On an individual level these serological assays have a poor diagnostic (sensitivity/specificity) performance (as we have also seen this year in the case of SARS-CoV-2!), but have a well-established role for assessing spatio-temporal variations in malaria transmission intensity at the community level: see, e.g., Sturrock et al., (2016, Trends in Parasitology); Surendra et al., (2020, BMC Medicine); Ashton et al., (2015, Am J Trop Med Hyg).

13. 421: It is not clear how necessary the seasonal trend in microscopy vs RDT is to model and how reliable it is. There appears to be one year (2019) in which there is a comparison to an RDT "gold standard" (not sure how this comparison works), but the premise of why that should be representative of other years and why there should be seasonality in this in the first place is unclear.

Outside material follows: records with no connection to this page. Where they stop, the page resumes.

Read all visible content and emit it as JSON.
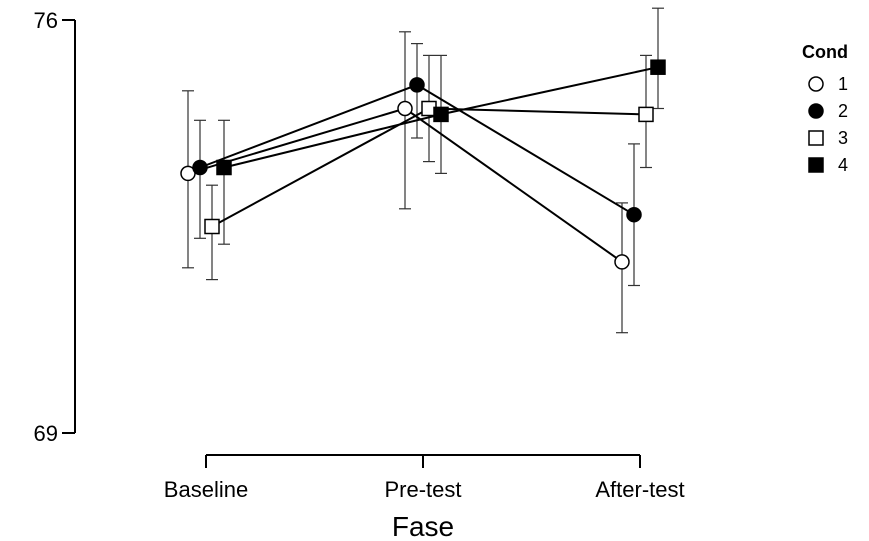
{
  "chart_data": {
    "type": "line",
    "title": "",
    "xlabel": "Fase",
    "ylabel": "",
    "categories": [
      "Baseline",
      "Pre-test",
      "After-test"
    ],
    "ylim": [
      69,
      76
    ],
    "yticks": [
      69,
      76
    ],
    "legend": {
      "title": "Cond",
      "placement": "right"
    },
    "grid": false,
    "series": [
      {
        "name": "1",
        "marker": "circle-open",
        "color": "#000000",
        "values": [
          73.4,
          74.5,
          71.9
        ],
        "err_low": [
          71.8,
          72.8,
          70.7
        ],
        "err_high": [
          74.8,
          75.8,
          72.9
        ]
      },
      {
        "name": "2",
        "marker": "circle-filled",
        "color": "#000000",
        "values": [
          73.5,
          74.9,
          72.7
        ],
        "err_low": [
          72.3,
          74.0,
          71.5
        ],
        "err_high": [
          74.3,
          75.6,
          73.9
        ]
      },
      {
        "name": "3",
        "marker": "square-open",
        "color": "#000000",
        "values": [
          72.5,
          74.5,
          74.4
        ],
        "err_low": [
          71.6,
          73.6,
          73.5
        ],
        "err_high": [
          73.2,
          75.4,
          75.4
        ]
      },
      {
        "name": "4",
        "marker": "square-filled",
        "color": "#000000",
        "values": [
          73.5,
          74.4,
          75.2
        ],
        "err_low": [
          72.2,
          73.4,
          74.5
        ],
        "err_high": [
          74.3,
          75.4,
          76.2
        ]
      }
    ]
  }
}
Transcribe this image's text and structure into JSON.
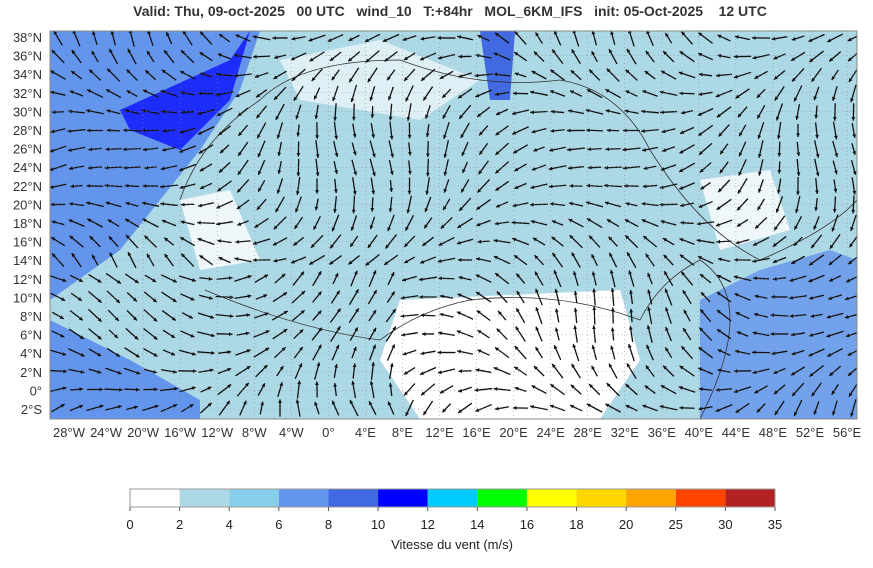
{
  "title": "Valid: Thu, 09-oct-2025   00 UTC   wind_10   T:+84hr   MOL_6KM_IFS   init: 05-Oct-2025    12 UTC",
  "map": {
    "lat_labels": [
      "38°N",
      "36°N",
      "34°N",
      "32°N",
      "30°N",
      "28°N",
      "26°N",
      "24°N",
      "22°N",
      "20°N",
      "18°N",
      "16°N",
      "14°N",
      "12°N",
      "10°N",
      "8°N",
      "6°N",
      "4°N",
      "2°N",
      "0°",
      "2°S"
    ],
    "lon_labels": [
      "28°W",
      "24°W",
      "20°W",
      "16°W",
      "12°W",
      "8°W",
      "4°W",
      "0°",
      "4°E",
      "8°E",
      "12°E",
      "16°E",
      "20°E",
      "24°E",
      "28°E",
      "32°E",
      "36°E",
      "40°E",
      "44°E",
      "48°E",
      "52°E",
      "56°E"
    ]
  },
  "colorbar": {
    "ticks": [
      0,
      2,
      4,
      6,
      8,
      10,
      12,
      14,
      16,
      18,
      20,
      25,
      30,
      35
    ],
    "colors": [
      "#ffffff",
      "#add8e6",
      "#87ceeb",
      "#6495ed",
      "#4169e1",
      "#0000ff",
      "#00ccff",
      "#00ff00",
      "#ffff00",
      "#ffd700",
      "#ffa500",
      "#ff4500",
      "#b22222"
    ],
    "label": "Vitesse du vent (m/s)"
  }
}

There is no explicit seasonal trend in microscopy vs RDT in the model, rather the effect is represented as the realisation of an AR1 process with monthly timesteps and empirical Bayes hyperparameter learning. There is no “gold standard” year, rather the effect is learned as any other regression slope within a Bayesian model setting: where there is a large (small) association of higher case reports per unit population with higher use of microscopy the learned slope will be large (small). The allowance for a smooth variation over time is to acknowledge the diagnostic specificity may be changing over time as the pool of technicians changes composition or skill.

14. 480-484: I can understand how human movement and vector species variations could result in problems with the model, but I am less convinced that allowing slopes on linear relationships of environmental variables is an adequate way to address this problem.

The value of mixed effects models to assist with ecological regressions when the covariate set fails to include key drivers of spatial heterogeneity has been explored by Hamil et al., (2015, Landscape Ecology). We now add a reference to this work at this location.

15. 102: "clean the data of epidemic fluctuations" is an odd way to put it. If a temporally aggregated or de-trended description of incidence is desired, that's fine. But epidemic fluctuations are in fact real and therefore not something to be cleaned.

We have modified this to “dampen epidemic fluctuations relative to long-term transmission potential”.

16. Paragraph beginning on 122: While it is good that the predicted case patterns at fine-scale resembled the patterns of cases across the country, it is not clear what new information is gained by the very sophisticated mapping exercise in this manuscript. It would seem that this paragraph could be written based on case data alone.

See the response to comments 1 and 2.

17. 149: While I agree with everything written in this paragraph, the results it presents are underwhelming. Given that the relative importance of different variables is only interpretable within the context of this model, what value is there in these results beyond the limited context of this model?

We do not claim value beyond the context of this model, but hope that its value within the context itself (i.e., helping readers to understand which covariates are driving the fine scale patterns locally) is sufficient to warrant its inclusion in the manuscript.

18. Figure 6: In addition to this figure, it might be helpful to have one that shows these patterns over time somehow (i.e., time on the x-axis).

Since one cannot practically plot a time series for every pixel the reviewer’s suggestion would require an aggregation to suitable administrative scale with some decisions around population weighting and transformation (geometric or arithmetic mean of incidence effectively). The particularly interesting feature of the seasonality reconstructions here are their heterogeneity, so we prefer not to confuse the picture with areal aggregations of this kind.

[Editors' note: further revisions were suggested prior to acceptance, as described below.]

We think the additional analyses presented (Figure 9 and associated text) are a good addition to the manuscript. However, before accepting the manuscript, we ask you to please incorporate them into the appropriate sections in the manuscript (these are mostly results not methods).

We have moved the comparison against naive catchment models from the Methods and Materials section to the Results section, and minor adjustments accordingly.